Si pudieras ver lo hermosa que está la Plaza Brasil en esta época del año, es esa de la que tanto te he hablado al contemplar los hermosos “zócalos” de tu país. Permanece casi igual que antes de irme: los mismos árboles añosos que parecen estirar los brazos buscando la tibieza de la primavera, los mismos escaños de madera vieja, descolorida, la rodean completamente; solo una fuente de agua de formas modernas cambiaron un poco su fisonomía de plaza señorial, testigo de tantos amores y desamores, y en su momento también de las más cruentas batallas entre cadetes del ejército y los jóvenes del colegio cercano en donde yo estudiaba.

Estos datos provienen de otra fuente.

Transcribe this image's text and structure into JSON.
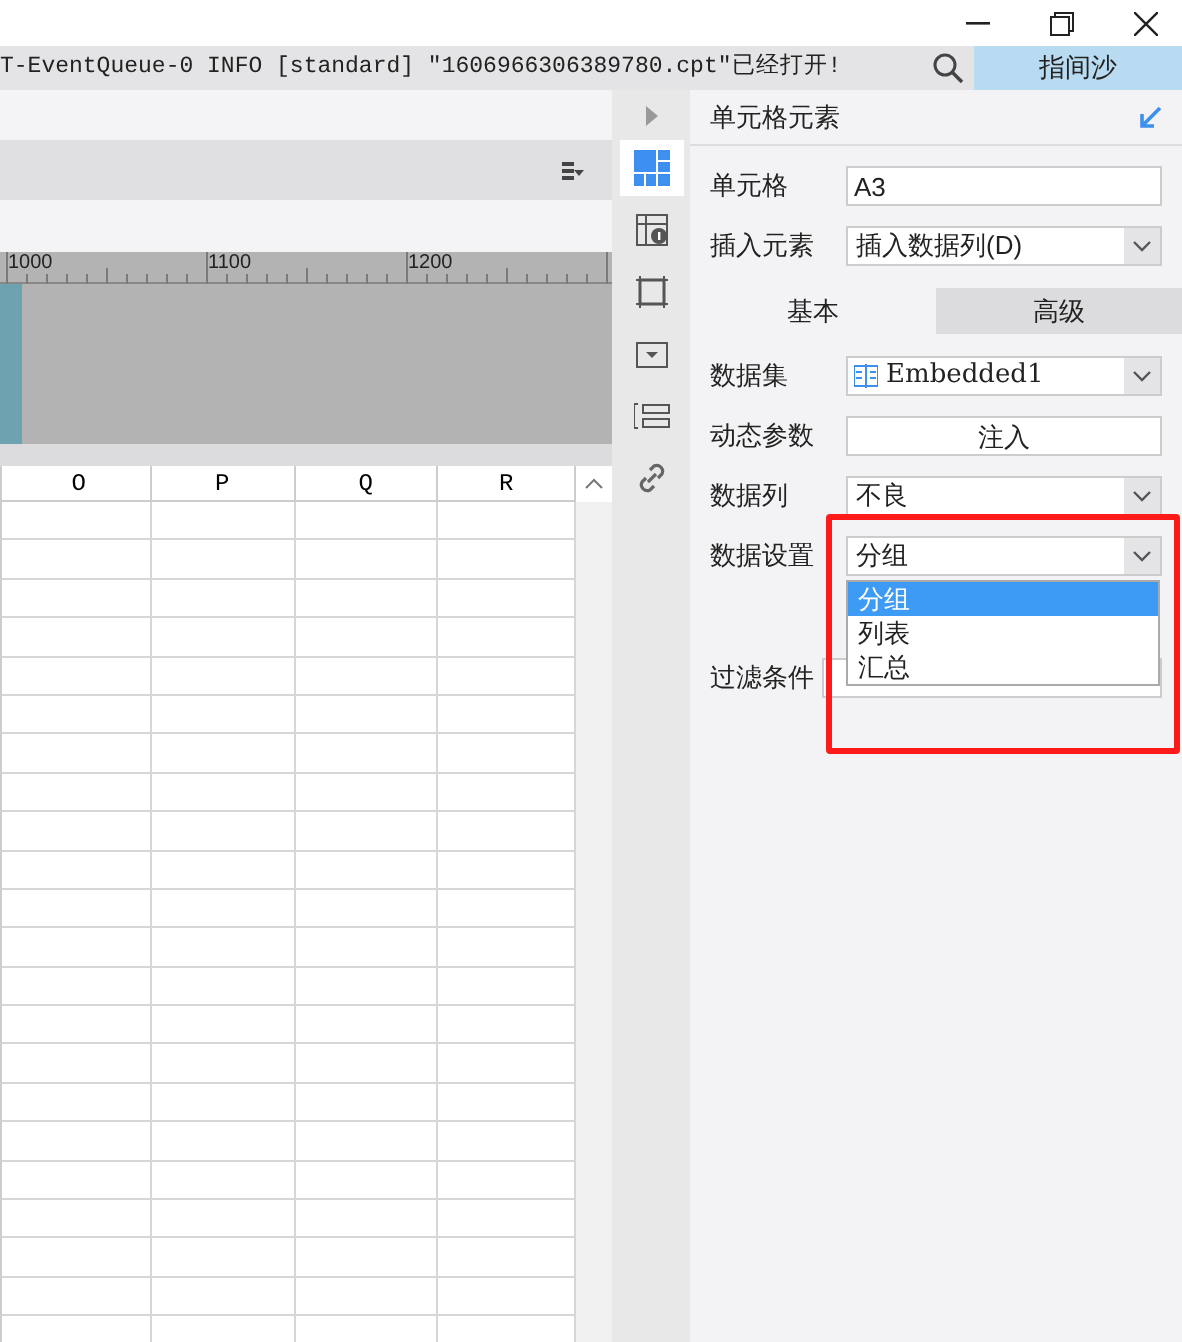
{
  "log_bar": {
    "message": "T-EventQueue-0 INFO [standard] \"1606966306389780.cpt\"已经打开!",
    "user_button": "指间沙"
  },
  "ruler": {
    "labels": [
      "1000",
      "1100",
      "1200"
    ]
  },
  "sheet": {
    "columns": [
      "O",
      "P",
      "Q",
      "R"
    ]
  },
  "side_tabs": [
    {
      "kind": "cell",
      "selected": true
    },
    {
      "kind": "attr",
      "selected": false
    },
    {
      "kind": "frame",
      "selected": false
    },
    {
      "kind": "widget",
      "selected": false
    },
    {
      "kind": "list",
      "selected": false
    },
    {
      "kind": "link",
      "selected": false
    }
  ],
  "panel": {
    "title": "单元格元素",
    "top_fields": [
      {
        "label": "单元格",
        "kind": "input",
        "value": "A3"
      },
      {
        "label": "插入元素",
        "kind": "select",
        "value": "插入数据列(D)"
      }
    ],
    "tabs": [
      {
        "label": "基本",
        "selected": true
      },
      {
        "label": "高级",
        "selected": false
      }
    ],
    "fields": [
      {
        "label": "数据集",
        "kind": "dataset",
        "value": "Embedded1"
      },
      {
        "label": "动态参数",
        "kind": "button",
        "value": "注入"
      },
      {
        "label": "数据列",
        "kind": "select",
        "value": "不良"
      },
      {
        "label": "数据设置",
        "kind": "select",
        "value": "分组"
      }
    ],
    "dropdown_options": [
      {
        "label": "分组",
        "selected": true
      },
      {
        "label": "列表",
        "selected": false
      },
      {
        "label": "汇总",
        "selected": false
      }
    ],
    "filter": {
      "label": "过滤条件"
    }
  }
}
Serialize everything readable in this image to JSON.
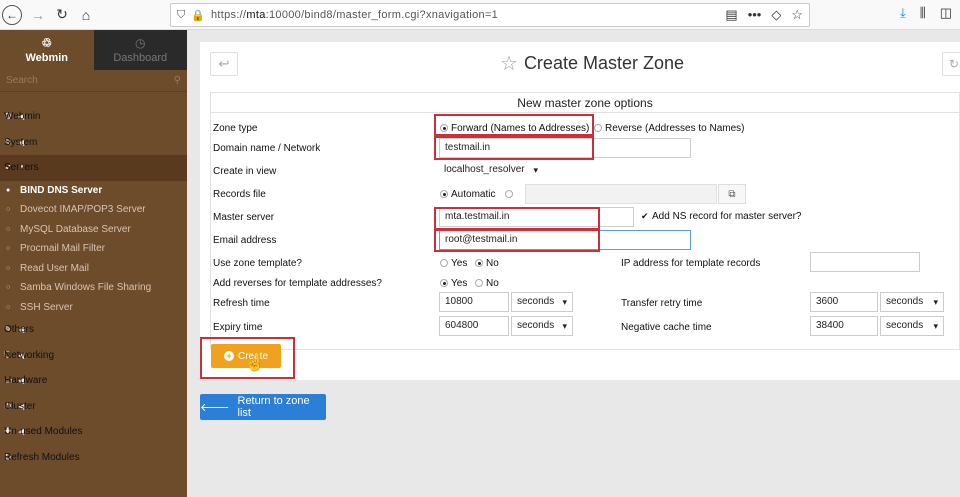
{
  "browser": {
    "url_prefix": "https://",
    "url_host": "mta",
    "url_rest": ":10000/bind8/master_form.cgi?xnavigation=1",
    "more_icon": "•••"
  },
  "sidebar": {
    "webmin_tab": "Webmin",
    "dashboard_tab": "Dashboard",
    "search_placeholder": "Search",
    "menu": [
      {
        "label": "Webmin",
        "icon": "gear-icon"
      },
      {
        "label": "System",
        "icon": "wrench-icon"
      },
      {
        "label": "Servers",
        "icon": "rocket-icon"
      },
      {
        "label": "Others",
        "icon": "wrench-icon"
      },
      {
        "label": "Networking",
        "icon": "shield-icon"
      },
      {
        "label": "Hardware",
        "icon": "hdd-icon"
      },
      {
        "label": "Cluster",
        "icon": "power-icon"
      },
      {
        "label": "Un-used Modules",
        "icon": "puzzle-icon"
      },
      {
        "label": "Refresh Modules",
        "icon": "refresh-icon"
      }
    ],
    "servers_sub": [
      "BIND DNS Server",
      "Dovecot IMAP/POP3 Server",
      "MySQL Database Server",
      "Procmail Mail Filter",
      "Read User Mail",
      "Samba Windows File Sharing",
      "SSH Server"
    ]
  },
  "page": {
    "title": "Create Master Zone",
    "section_header": "New master zone options"
  },
  "form": {
    "zone_type_label": "Zone type",
    "zone_type_forward": "Forward (Names to Addresses)",
    "zone_type_reverse": "Reverse (Addresses to Names)",
    "domain_label": "Domain name / Network",
    "domain_value": "testmail.in",
    "view_label": "Create in view",
    "view_value": "localhost_resolver",
    "records_label": "Records file",
    "records_automatic": "Automatic",
    "master_label": "Master server",
    "master_value": "mta.testmail.in",
    "add_ns_label": "Add NS record for master server?",
    "email_label": "Email address",
    "email_value": "root@testmail.in",
    "template_label": "Use zone template?",
    "yes": "Yes",
    "no": "No",
    "ip_template_label": "IP address for template records",
    "reverses_label": "Add reverses for template addresses?",
    "refresh_label": "Refresh time",
    "refresh_value": "10800",
    "retry_label": "Transfer retry time",
    "retry_value": "3600",
    "expiry_label": "Expiry time",
    "expiry_value": "604800",
    "negcache_label": "Negative cache time",
    "negcache_value": "38400",
    "unit": "seconds"
  },
  "buttons": {
    "create": "Create",
    "return": "Return to zone list"
  },
  "colors": {
    "sidebar": "#6d4c2c",
    "create": "#f0a21e",
    "return": "#2b7fd6",
    "highlight": "#c8303a"
  }
}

En el lugar en donde ahora hay un restaurante chino, estaba el cine del barrio. Allí, mi hermana y yo, nos íbamos huyendo de las aburridas clases de la señora Silvia. ¿Te he contado alguna vez acerca de ella? Enseñaba historia, con una voz ronca, un tanto masculina, sería por eso que los alumnos la respetábamos tanto? O le temíamos! Sin embargo su voz contrastaba con su figura pequeña, delgada, casi efímera. Su rápido taconeo se oía a través de los pasillos como alguien a quien el tiempo no le es nunca suficiente. Al acercarse al salón de clases se tocaba las horquillas que afirmaban su “moño de tres pisos”, como decía mi hermana. Usaba siempre trajes sastre, pero contrariamente a lo que se pudiera pensar, se veía muy femenina, tal vez porque los colores que usaba combinaban de maravilla con sus ojos celeste, escrutadores, y sobre todo alegres. Pero lo que más nos gustaba de ella era… su hijo Rodrigo.

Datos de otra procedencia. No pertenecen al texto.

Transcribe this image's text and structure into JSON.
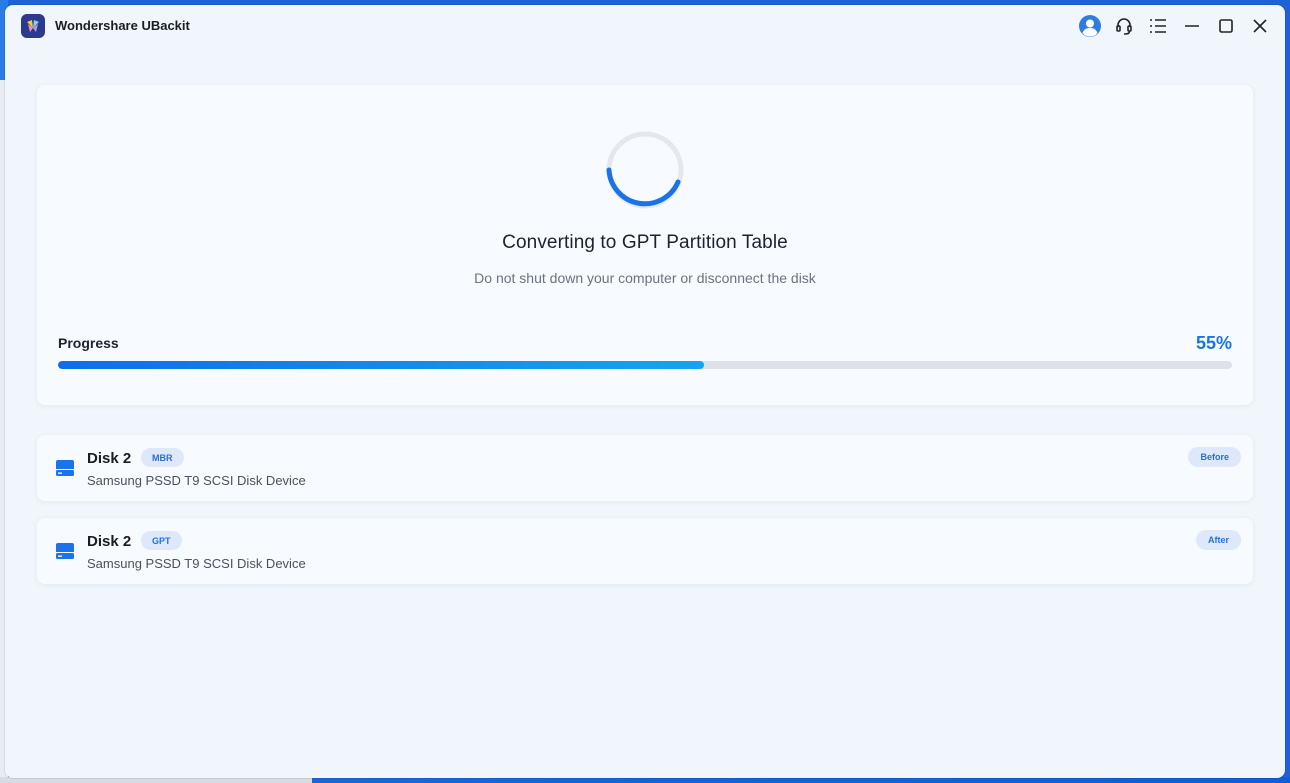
{
  "window": {
    "app_title": "Wondershare UBackit",
    "controls": [
      "account-icon",
      "support-icon",
      "menu-icon",
      "minimize-icon",
      "maximize-icon",
      "close-icon"
    ]
  },
  "progress": {
    "title": "Converting to GPT Partition Table",
    "subtitle": "Do not shut down your computer or disconnect the disk",
    "label": "Progress",
    "percent_text": "55%",
    "percent": 55
  },
  "disks": [
    {
      "name": "Disk 2",
      "type": "MBR",
      "description": "Samsung PSSD T9 SCSI Disk Device",
      "state": "Before"
    },
    {
      "name": "Disk 2",
      "type": "GPT",
      "description": "Samsung PSSD T9 SCSI Disk Device",
      "state": "After"
    }
  ],
  "colors": {
    "accent": "#1a73e8",
    "pill_bg": "#dde9fb",
    "window_bg": "#f1f6fd"
  }
}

Una vez me contaste que en tu adolescencia te habías enamorado de tu profesor de inglés, y que cada vez que lo veías sentías que te faltaba el aire, que tenías la sensación de estar siempre con la cara roja por lo que te costaba mucho concentrarte en tus estudios. Bueno, por eso te lo cuento, sé que me entenderás, me pasaba lo mismo cada vez que veía llegar a Rodrigo, aunque creo que todas las alumnas estábamos secretamente enamoradas de él. Y creo también que Rodrigo sabía lo que producía entre nosotras porque cada vz que iba a buscar a su madre se paseaba con petulancia por los pasillos del colegio alisando con una mano su cabello negro con brillos dorados. El estudiaba violín en el Conservatorio Nacional de Música. Una vez conversamos un poco de música, mientras yo bendecía a mi abuela que me había obligado a ocho años de solfeos y escalas, jurando que sería pianista. Esa vez me contó que se iría de vacaciones a Buenos Aires, a encontrarse con su padre. En cambio yo, debía concentrarme en estudiar para el examen pendiente de matemáticas que debía dar en marzo.
De regreso de las vacaciones, con gran alegría recibí mi nota que me permitía pasar de curso. Me prometí en el futuro, estudiar mucho más para no tener que hacerlo durante las vacaciones.
Vi pocas veces a Rodrigo cuando regresó de Argentina, allí había conocido a una chica que también estaba de paso y desde entonces se frecuentaban.
Mi vida hubiera seguido igual a no ser por los acontecimientos del mes de septiembre de 1973, que cambiaron para siempre nuestras vidas y nuestra historia.
Del resto, no te cuento, ya lo conoces, llegué a tu país con mi familia, y es allí, en mi país adoptivo en donde hemos vivido todos estos años, quedó atrás la adolescencia, nos hicimos mujeres, aumentó la familia, tenemos hijos que nacieron en tu tierra y que son felices. Sin embargo, a pesar de todo, vivimos siempre con “la maleta lista” en ese tiempo de espera. No había podido regresar a mi país porque una letra “L” en mi pasaporte me lo impedía, pero en cuanto la borraron vine a reencontrarme con mi gente, con mis calles, con mi cordillera, con ese entorno que siempre vivió dentro de mi.
Por eso te escribo amiga querida, para compartir mis emociones contigo. Por mi garganta no termina de pasar un trago amargo y un frío recorre mi espalda desde que la vi. Era ella, la señora Silvia. En cada paso dejaba un poco de la energía que ya casi se le extinguía. Con cansancio, con tristeza infinita me miró, iba con un grupo de mujeres protestando por la calle. Tuvo solo un leve parpadeo. Yo un estremecimiento. El retrato de su hijo desaparecido colgaba de su cuello.